Zdaniem Maasa, kilkudniowe tułaczki prywatnych statków ratowniczych w poszukiwaniu bezpiecznego portu powinny przejść do historii. Porozumienie dotyczące akcji ratowniczych na Morzu Śródziemnych nie może „polec z powodu kłótni o rozdział uratowanych”. Maas chce, by ta „blokada” wreszcie się zakończyła.
Targi o ludzkie życie
„Rozwiązaniem sytuacji nie mogą być niegodne targi o ludzkie życie dotyczące każdej łodzi. Ani ratownicy, ani uratowani nie mogą czekać na to, by ostatni kraj UE zadeklarował swoją gotowość przyjęcia uratowanych”, podkreślił minister.

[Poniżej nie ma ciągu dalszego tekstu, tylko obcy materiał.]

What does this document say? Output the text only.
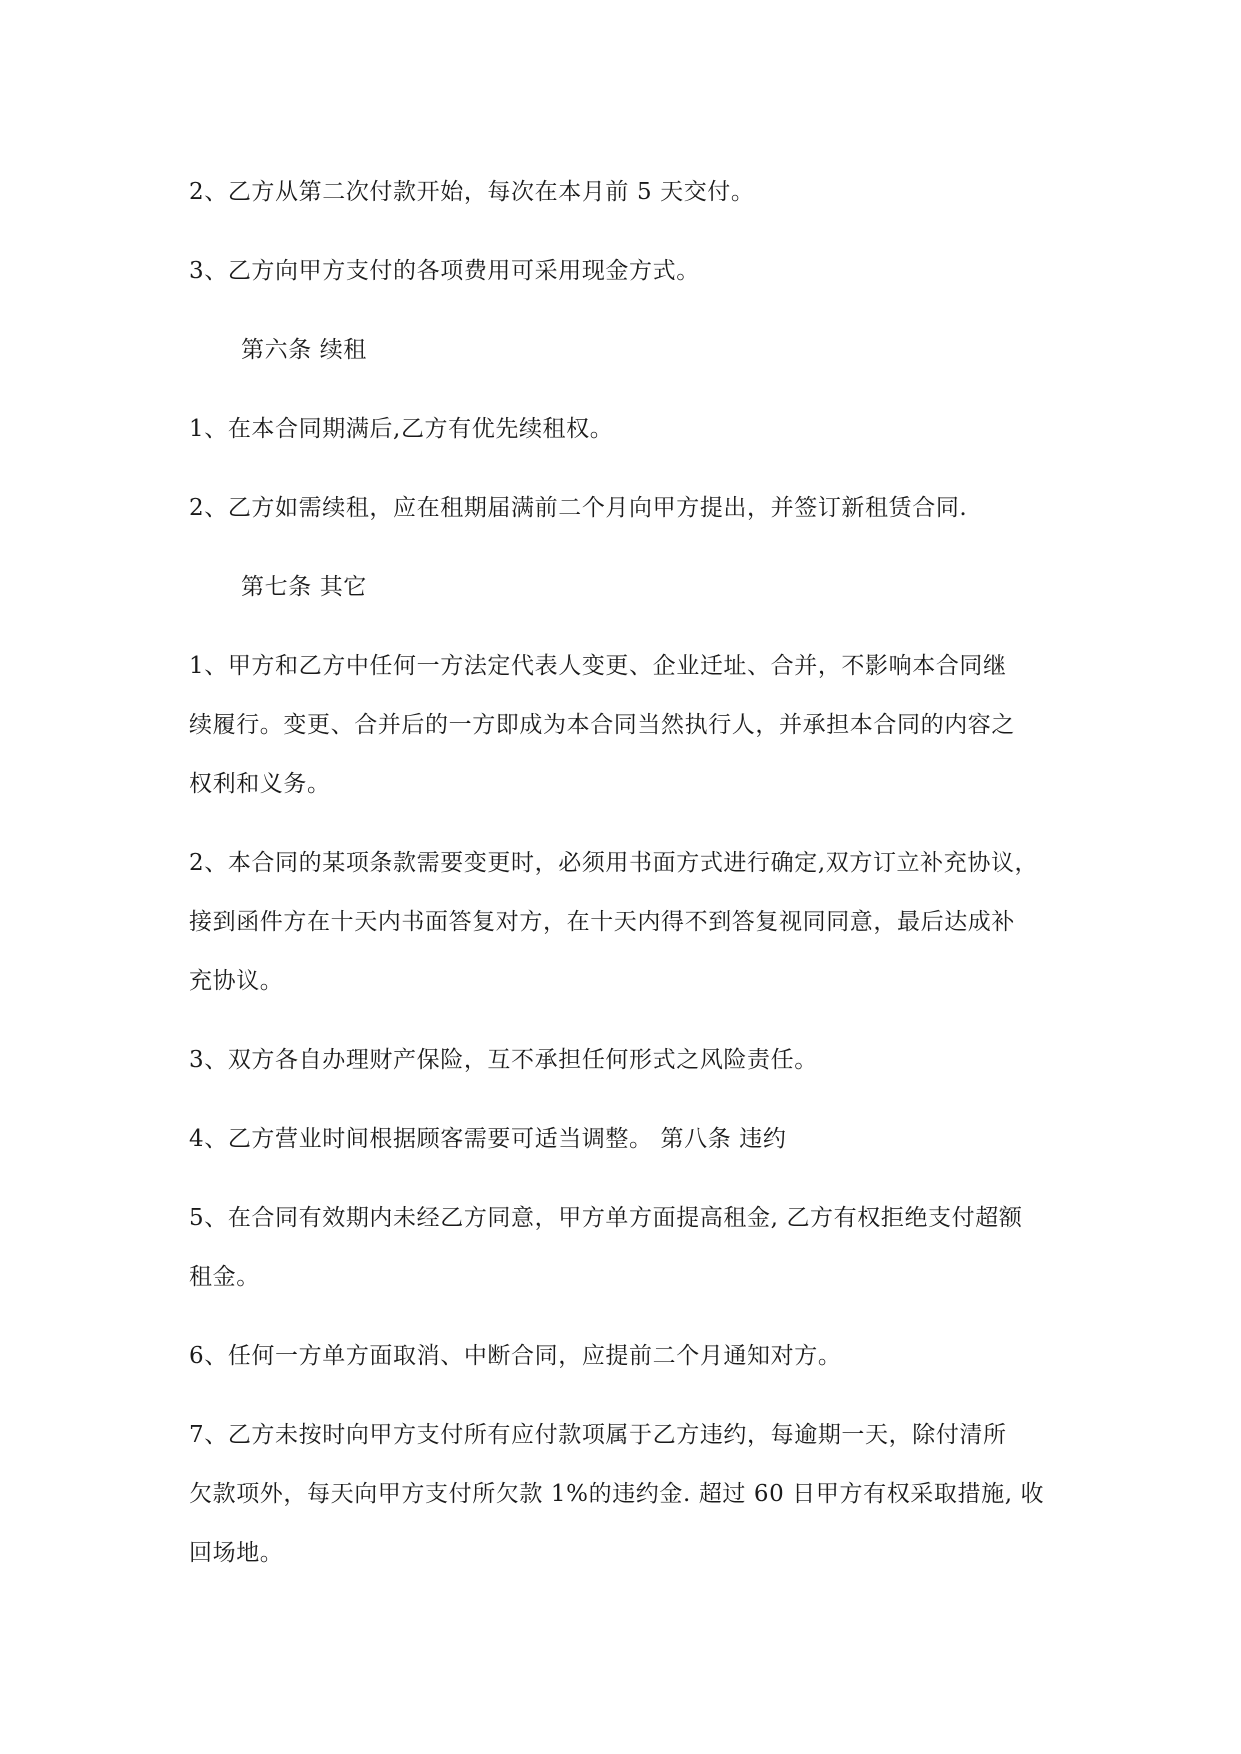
2、乙方从第二次付款开始，每次在本月前 5 天交付。
3、乙方向甲方支付的各项费用可采用现金方式。
第六条 续租
1、在本合同期满后,乙方有优先续租权。
2、乙方如需续租，应在租期届满前二个月向甲方提出，并签订新租赁合同.
第七条 其它
1、甲方和乙方中任何一方法定代表人变更、企业迁址、合并，不影响本合同继
续履行。变更、合并后的一方即成为本合同当然执行人，并承担本合同的内容之
权利和义务。
2、本合同的某项条款需要变更时，必须用书面方式进行确定,双方订立补充协议，
接到函件方在十天内书面答复对方，在十天内得不到答复视同同意，最后达成补
充协议。
3、双方各自办理财产保险，互不承担任何形式之风险责任。
4、乙方营业时间根据顾客需要可适当调整。 第八条 违约
5、在合同有效期内未经乙方同意，甲方单方面提高租金, 乙方有权拒绝支付超额
租金。
6、任何一方单方面取消、中断合同，应提前二个月通知对方。
7、乙方未按时向甲方支付所有应付款项属于乙方违约，每逾期一天，除付清所
欠款项外，每天向甲方支付所欠款 1%的违约金. 超过 60 日甲方有权采取措施, 收
回场地。
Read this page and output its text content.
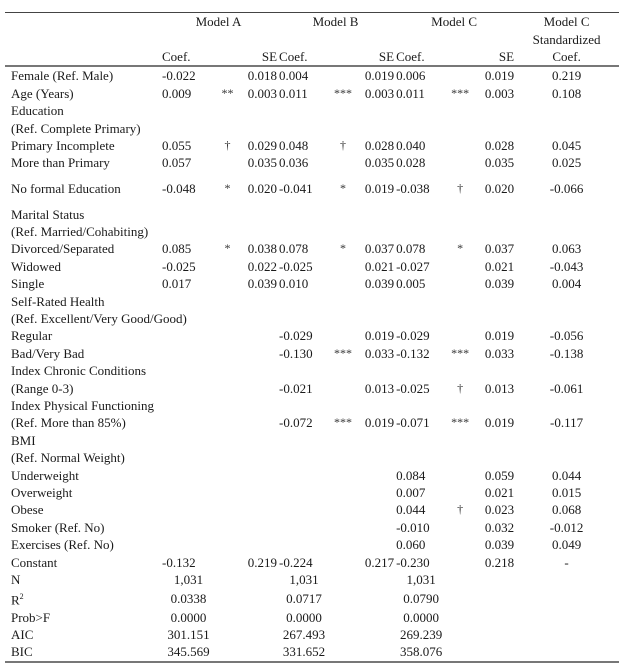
	Model A			Model B			Model C			Model C
										Standardized
	Coef.		SE	Coef.		SE	Coef.		SE	Coef.
Female (Ref. Male)	-0.022		0.018	0.004		0.019	0.006		0.019	0.219
Age (Years)	0.009	**	0.003	0.011	***	0.003	0.011	***	0.003	0.108
Education										
(Ref. Complete Primary)										
Primary Incomplete	0.055	†	0.029	0.048	†	0.028	0.040		0.028	0.045
More than Primary	0.057		0.035	0.036		0.035	0.028		0.035	0.025
No formal Education	-0.048	*	0.020	-0.041	*	0.019	-0.038	†	0.020	-0.066
Marital Status										
(Ref. Married/Cohabiting)										
Divorced/Separated	0.085	*	0.038	0.078	*	0.037	0.078	*	0.037	0.063
Widowed	-0.025		0.022	-0.025		0.021	-0.027		0.021	-0.043
Single	0.017		0.039	0.010		0.039	0.005		0.039	0.004
Self-Rated Health										
(Ref. Excellent/Very Good/Good)										
Regular				-0.029		0.019	-0.029		0.019	-0.056
Bad/Very Bad				-0.130	***	0.033	-0.132	***	0.033	-0.138
Index Chronic Conditions										
(Range 0-3)				-0.021		0.013	-0.025	†	0.013	-0.061
Index Physical Functioning										
(Ref. More than 85%)				-0.072	***	0.019	-0.071	***	0.019	-0.117
BMI										
(Ref. Normal Weight)										
Underweight							0.084		0.059	0.044
Overweight							0.007		0.021	0.015
Obese							0.044	†	0.023	0.068
Smoker (Ref. No)							-0.010		0.032	-0.012
Exercises (Ref. No)							0.060		0.039	0.049
Constant	-0.132		0.219	-0.224		0.217	-0.230		0.218	-
N	1,031			1,031			1,031			
$R^2$	0.0338			0.0717			0.0790			
Prob>F	0.0000			0.0000			0.0000			
AIC	301.151			267.493			269.239			
BIC	345.569			331.652			358.076			
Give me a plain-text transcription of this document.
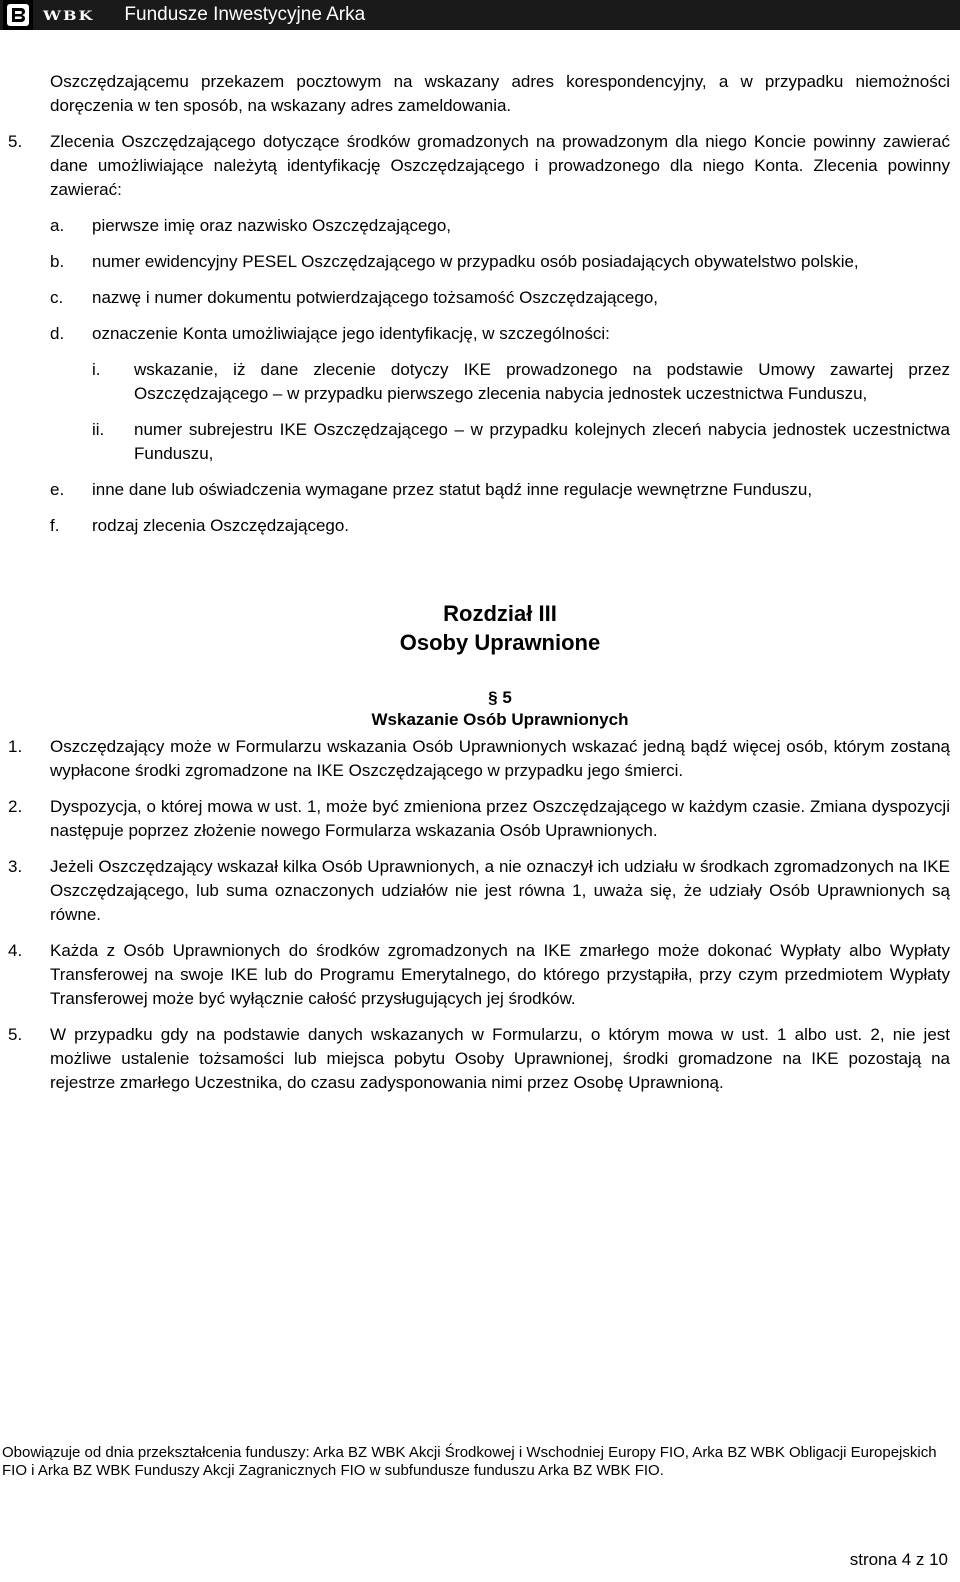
WBK Fundusze Inwestycyjne Arka

Oszczędzającemu przekazem pocztowym na wskazany adres korespondencyjny, a w przypadku niemożności doręczenia w ten sposób, na wskazany adres zameldowania.

5.	Zlecenia Oszczędzającego dotyczące środków gromadzonych na prowadzonym dla niego Koncie powinny zawierać dane umożliwiające należytą identyfikację Oszczędzającego i prowadzonego dla niego Konta. Zlecenia powinny zawierać:
a.	pierwsze imię oraz nazwisko Oszczędzającego,
b.	numer ewidencyjny PESEL Oszczędzającego w przypadku osób posiadających obywatelstwo polskie,
c.	nazwę i numer dokumentu potwierdzającego tożsamość Oszczędzającego,
d.	oznaczenie Konta umożliwiające jego identyfikację, w szczególności:
i.	wskazanie, iż dane zlecenie dotyczy IKE prowadzonego na podstawie Umowy zawartej przez Oszczędzającego – w przypadku pierwszego zlecenia nabycia jednostek uczestnictwa Funduszu,
ii.	numer subrejestru IKE Oszczędzającego – w przypadku kolejnych zleceń nabycia jednostek uczestnictwa Funduszu,
e.	inne dane lub oświadczenia wymagane przez statut bądź inne regulacje wewnętrzne Funduszu,
f.	rodzaj zlecenia Oszczędzającego.

Rozdział III

Osoby Uprawnione

§ 5
Wskazanie Osób Uprawnionych
1.	Oszczędzający może w Formularzu wskazania Osób Uprawnionych wskazać jedną bądź więcej osób, którym zostaną wypłacone środki zgromadzone na IKE Oszczędzającego w przypadku jego śmierci.
2.	Dyspozycja, o której mowa w ust. 1, może być zmieniona przez Oszczędzającego w każdym czasie. Zmiana dyspozycji następuje poprzez złożenie nowego Formularza wskazania Osób Uprawnionych.
3.	Jeżeli Oszczędzający wskazał kilka Osób Uprawnionych, a nie oznaczył ich udziału w środkach zgromadzonych na IKE Oszczędzającego, lub suma oznaczonych udziałów nie jest równa 1, uważa się, że udziały Osób Uprawnionych są równe.
4.	Każda z Osób Uprawnionych do środków zgromadzonych na IKE zmarłego może dokonać Wypłaty albo Wypłaty Transferowej na swoje IKE lub do Programu Emerytalnego, do którego przystąpiła, przy czym przedmiotem Wypłaty Transferowej może być wyłącznie całość przysługujących jej środków.
5.	W przypadku gdy na podstawie danych wskazanych w Formularzu, o którym mowa w ust. 1 albo ust. 2, nie jest możliwe ustalenie tożsamości lub miejsca pobytu Osoby Uprawnionej, środki gromadzone na IKE pozostają na rejestrze zmarłego Uczestnika, do czasu zadysponowania nimi przez Osobę Uprawnioną.
Obowiązuje od dnia przekształcenia funduszy: Arka BZ WBK Akcji Środkowej i Wschodniej Europy FIO, Arka BZ WBK Obligacji Europejskich FIO i Arka BZ WBK Funduszy Akcji Zagranicznych FIO w subfundusze funduszu Arka BZ WBK FIO.
strona 4 z 10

Oczekuje, że partnerzy UE „w nadchodzącym tygodniu zrobią w tej sprawie zdecydowany krok naprzód”.
W czwartek mają na ten temat obradować w Helsinkach ministrowie sprawiedliwości i spraw wewnętrznych UE. Minister spraw wewnętrznych Niemiec Horst Seehofer zapowiedział, że opowie się „zdecydowanie za humanitarnym i praktycznym rozwiązaniem aktualnych wyzwań, które stwarza migracja przez Morze Śródziemne”.
Ryzykowna droga morska
Ratowanie uchodźców przedostających się tą drogą do Europy od miesięcy budzą kontrowersje. W minionych tygodniach władze Włoch i Malty wielokrotnie odmawiały statkom organizacji pomocowych z migrantami na pokładzie wejścia do swoich portów.
Liczni uchodźcy toną podczas przeprawy łodziami, które nie są przystosowane do morskich podróży. Najczęściej zdarza się to w drodze z Libii do Europy. Komisariat ds. Uchodźców ONZ mówi o „najbardziej śmiercionośnym morskim szlaku świata”.
Z danych Organizacji ds. Migracji (IOM), od początku roku podczas przeprawy przez Morze Śródziemne zginęło 682 migrantów, z czego 426 na drodze z Libii do Europy. Jedna z łodzi płynących z Libii z ponad 80 osobami na pokładzie zatonęła w zeszłym tygodniu u wybrzeży Tunezji. Tunezyjski Czerwony Półksiężyc poinformował, że liczba ofiar wzrosła do 72.